I first began using the term FCPA Inc. in April 2010 (see here).
I then coupled FCPA Inc. with Business of Bribery in this February 2012 post to describe a presentation I gave at Indiana University Robert H. McKinney School of Law regarding a work in progress of the same title.
I am glad to see that the terms have caught on as yesterday the Wall Street Journal ran a series of FCPA related articles, an FCPA-Palooza of sorts, including a lead article titled “FCPA Inc.: The Business of Bribery” (see here).
The article is spot-on and contains the following quotes from industry participants. “It’s one of the few sort of crown-jewel practices right now.” “When you get these situations and you have a young enforcement attorney…telling you to look under every rock, you do it.” “If you get two of these [FCPA investigations] a year as a partner, you’re pretty much set.”
Assistant Attorney General Breuer is quoted in the article as follows. “We absolutely need companies through their firms to provide us with their investigations.” The article states that “prosecutors test information they receive from the companies and conduct parallel investigations” with Breuer stating that “we’re not simply relying on what the companies give us.” Many FCPA practitioners (including this former one) are likely to disagree with this statement. In representing corporate clients in an FCPA inquiry, it is common for counsel to hand over to the enforcement agencies witness interview memos, key documents in chronological order, and investigative reports (if done). While it is difficult to assess what the DOJ and/or SEC did after that, I never once got the sense that the enforcement agencies tested the information or conducted a parallel investigation.
The Wall Street Journal FCPA-Palooza also included an article (here) concerning compliance costs, an article (here) concerning prosecution of individuals, and an article (here) regarding the FCPA’s history and certain reasons for the increase in enforcement.
The WSJ compliance article notes that as “part of the corporate cost for stepped-up enforcement of the Foreign Corrupt Practices Act over the last several years has been the creation of new compliance structures at companies that hope to avoid indictments and million-dollar fines under the U.S. antibribery law.” Of course, not even the most robust, state-of-the-art FCPA compliance program will allow a company to avoid indictment as a matter of law. Such programs merely best position companies for leniency as determined by the enforcement agencies behind closed doors in Washington D.C. This needs to change and I have set forth the reasons for an FCPA compliance defense in my recent scholarship “Revisiting a Foreign Corrupt Practices Act Compliance Defense” (here).

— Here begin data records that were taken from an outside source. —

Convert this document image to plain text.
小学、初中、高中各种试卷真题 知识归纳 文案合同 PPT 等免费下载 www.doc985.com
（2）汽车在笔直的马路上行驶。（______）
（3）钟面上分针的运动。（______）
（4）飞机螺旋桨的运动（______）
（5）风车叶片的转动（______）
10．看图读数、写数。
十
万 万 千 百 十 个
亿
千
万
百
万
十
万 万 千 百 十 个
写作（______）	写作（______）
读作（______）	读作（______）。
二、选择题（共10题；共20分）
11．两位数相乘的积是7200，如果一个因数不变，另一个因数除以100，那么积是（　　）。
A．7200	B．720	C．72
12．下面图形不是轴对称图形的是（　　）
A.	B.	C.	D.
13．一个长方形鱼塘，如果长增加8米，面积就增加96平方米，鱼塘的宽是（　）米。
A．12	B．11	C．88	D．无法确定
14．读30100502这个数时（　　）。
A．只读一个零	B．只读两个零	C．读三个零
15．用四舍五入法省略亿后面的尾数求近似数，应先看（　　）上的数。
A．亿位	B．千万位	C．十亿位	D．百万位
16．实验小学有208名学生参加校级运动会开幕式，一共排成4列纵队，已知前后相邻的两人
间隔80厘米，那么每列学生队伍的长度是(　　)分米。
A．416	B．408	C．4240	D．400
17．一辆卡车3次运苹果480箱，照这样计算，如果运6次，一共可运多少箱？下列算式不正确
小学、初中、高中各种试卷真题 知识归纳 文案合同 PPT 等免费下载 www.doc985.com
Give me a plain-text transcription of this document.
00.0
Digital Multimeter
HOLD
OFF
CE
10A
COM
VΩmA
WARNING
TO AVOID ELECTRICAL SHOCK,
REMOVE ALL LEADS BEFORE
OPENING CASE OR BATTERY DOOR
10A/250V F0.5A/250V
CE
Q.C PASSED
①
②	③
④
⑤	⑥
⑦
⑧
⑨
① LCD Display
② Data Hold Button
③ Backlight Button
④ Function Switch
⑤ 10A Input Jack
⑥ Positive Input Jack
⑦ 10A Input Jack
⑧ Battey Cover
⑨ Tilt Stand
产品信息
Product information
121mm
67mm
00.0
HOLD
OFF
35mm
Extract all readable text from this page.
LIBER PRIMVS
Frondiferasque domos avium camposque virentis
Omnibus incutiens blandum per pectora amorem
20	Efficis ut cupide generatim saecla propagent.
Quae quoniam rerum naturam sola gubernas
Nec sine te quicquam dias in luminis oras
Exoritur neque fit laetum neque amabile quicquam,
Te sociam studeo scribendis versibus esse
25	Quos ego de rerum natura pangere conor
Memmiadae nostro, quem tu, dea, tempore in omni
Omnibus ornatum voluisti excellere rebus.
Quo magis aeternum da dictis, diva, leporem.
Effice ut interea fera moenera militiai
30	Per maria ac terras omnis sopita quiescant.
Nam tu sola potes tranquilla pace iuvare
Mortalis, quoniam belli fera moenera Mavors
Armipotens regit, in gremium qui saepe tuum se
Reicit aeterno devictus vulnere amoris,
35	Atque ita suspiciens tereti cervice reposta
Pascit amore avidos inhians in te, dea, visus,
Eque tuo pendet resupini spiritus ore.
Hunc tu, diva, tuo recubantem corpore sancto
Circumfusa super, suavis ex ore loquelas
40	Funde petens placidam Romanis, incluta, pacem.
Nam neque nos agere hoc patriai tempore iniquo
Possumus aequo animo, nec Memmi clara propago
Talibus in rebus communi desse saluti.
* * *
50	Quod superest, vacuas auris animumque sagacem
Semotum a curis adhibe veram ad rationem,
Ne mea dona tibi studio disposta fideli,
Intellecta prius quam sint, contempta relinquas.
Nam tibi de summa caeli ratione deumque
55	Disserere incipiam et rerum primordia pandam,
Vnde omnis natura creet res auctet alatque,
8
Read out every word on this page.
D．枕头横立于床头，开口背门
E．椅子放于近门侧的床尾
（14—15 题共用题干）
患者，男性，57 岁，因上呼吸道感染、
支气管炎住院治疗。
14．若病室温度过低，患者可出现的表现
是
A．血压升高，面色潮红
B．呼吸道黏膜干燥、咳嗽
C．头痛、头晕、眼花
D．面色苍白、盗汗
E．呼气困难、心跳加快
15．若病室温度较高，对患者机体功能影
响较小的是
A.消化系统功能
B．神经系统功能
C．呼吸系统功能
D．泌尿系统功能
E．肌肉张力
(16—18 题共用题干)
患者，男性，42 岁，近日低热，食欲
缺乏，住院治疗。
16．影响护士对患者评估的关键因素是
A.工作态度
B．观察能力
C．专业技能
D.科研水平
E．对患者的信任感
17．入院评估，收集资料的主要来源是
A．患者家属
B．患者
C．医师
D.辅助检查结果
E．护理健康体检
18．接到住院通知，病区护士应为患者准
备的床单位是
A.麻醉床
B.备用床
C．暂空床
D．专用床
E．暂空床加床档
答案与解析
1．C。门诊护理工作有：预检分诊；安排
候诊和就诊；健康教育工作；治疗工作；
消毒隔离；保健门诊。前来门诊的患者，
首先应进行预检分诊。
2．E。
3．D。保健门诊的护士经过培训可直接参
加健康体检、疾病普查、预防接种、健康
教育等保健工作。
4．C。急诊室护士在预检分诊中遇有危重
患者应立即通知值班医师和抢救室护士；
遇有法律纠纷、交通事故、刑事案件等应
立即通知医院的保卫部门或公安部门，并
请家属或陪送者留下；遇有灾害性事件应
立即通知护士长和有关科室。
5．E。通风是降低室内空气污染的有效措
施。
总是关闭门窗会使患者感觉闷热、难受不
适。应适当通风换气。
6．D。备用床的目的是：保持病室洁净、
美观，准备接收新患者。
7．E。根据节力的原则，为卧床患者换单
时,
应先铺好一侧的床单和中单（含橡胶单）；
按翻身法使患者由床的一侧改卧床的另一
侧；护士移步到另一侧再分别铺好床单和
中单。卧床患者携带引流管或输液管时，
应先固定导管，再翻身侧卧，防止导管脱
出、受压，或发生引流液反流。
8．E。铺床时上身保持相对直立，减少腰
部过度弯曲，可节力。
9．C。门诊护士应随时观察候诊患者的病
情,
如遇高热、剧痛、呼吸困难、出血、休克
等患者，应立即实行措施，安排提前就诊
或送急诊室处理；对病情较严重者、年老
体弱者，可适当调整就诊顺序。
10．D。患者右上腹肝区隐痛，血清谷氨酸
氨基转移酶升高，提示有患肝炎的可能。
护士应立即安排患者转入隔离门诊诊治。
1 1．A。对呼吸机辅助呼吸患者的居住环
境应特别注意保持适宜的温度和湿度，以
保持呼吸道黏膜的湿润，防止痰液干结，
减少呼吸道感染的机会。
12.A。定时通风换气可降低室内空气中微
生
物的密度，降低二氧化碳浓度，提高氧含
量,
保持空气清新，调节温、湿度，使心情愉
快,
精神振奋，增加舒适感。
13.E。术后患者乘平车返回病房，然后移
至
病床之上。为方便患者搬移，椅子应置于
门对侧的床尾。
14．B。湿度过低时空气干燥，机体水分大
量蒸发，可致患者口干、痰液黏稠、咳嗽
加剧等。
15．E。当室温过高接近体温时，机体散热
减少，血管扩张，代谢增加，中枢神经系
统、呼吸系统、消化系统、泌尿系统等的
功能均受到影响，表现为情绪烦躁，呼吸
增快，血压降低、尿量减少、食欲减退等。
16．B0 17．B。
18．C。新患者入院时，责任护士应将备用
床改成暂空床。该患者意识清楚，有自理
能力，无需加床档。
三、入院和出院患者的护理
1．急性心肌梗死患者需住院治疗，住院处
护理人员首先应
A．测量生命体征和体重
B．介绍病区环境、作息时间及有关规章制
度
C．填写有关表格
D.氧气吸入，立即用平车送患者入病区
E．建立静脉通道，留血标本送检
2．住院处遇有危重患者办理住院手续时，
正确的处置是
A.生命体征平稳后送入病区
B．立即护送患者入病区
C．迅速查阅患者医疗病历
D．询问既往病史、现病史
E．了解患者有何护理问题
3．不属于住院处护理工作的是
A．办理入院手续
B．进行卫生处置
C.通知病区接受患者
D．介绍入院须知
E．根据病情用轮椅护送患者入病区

The WSJ individual prosecutions article notes the absence of individual prosecutions in most corporate FCPA enforcement actions, the DOJ’s difficulty of extraditing foreign nationals charged with FCPA offenses, and the string of recent DOJ losses in individual enforcement actions when it is put to its burden of proof. For more on this last issue, see my recent article “What Percentage of DOJ FCPA Losses in Acceptable” (here).
The WSJ Law Blog also contributed to the FCPA feast with this post which asked whether corporate FCPA scrutiny and enforcement actions move markets. In answering the question, the post states as follows. “In general, we found a lot of shrugging on the part of investors. The average change in stock price from the day before to the day after the disclosure of an FCPA investigation was a decrease of 1%. […] It was far easier to study market reaction to FCPA settlements. Companies’ stock prices increased, on average, by 1.1% after enforcement actions were announced.”
The WSJ Law Blog also noted here that “FCPA enforcement shows no signs of cooling.” I agree. As noted in the FCPA 101 feature of my website (here) there are several practical, as well as provocative, reasons for why FCPA enforcement has increased. Among the later is the industry itself.
At least more people are thinking and talking about it now after the Wall Street Journal’s FCPA-Palooza.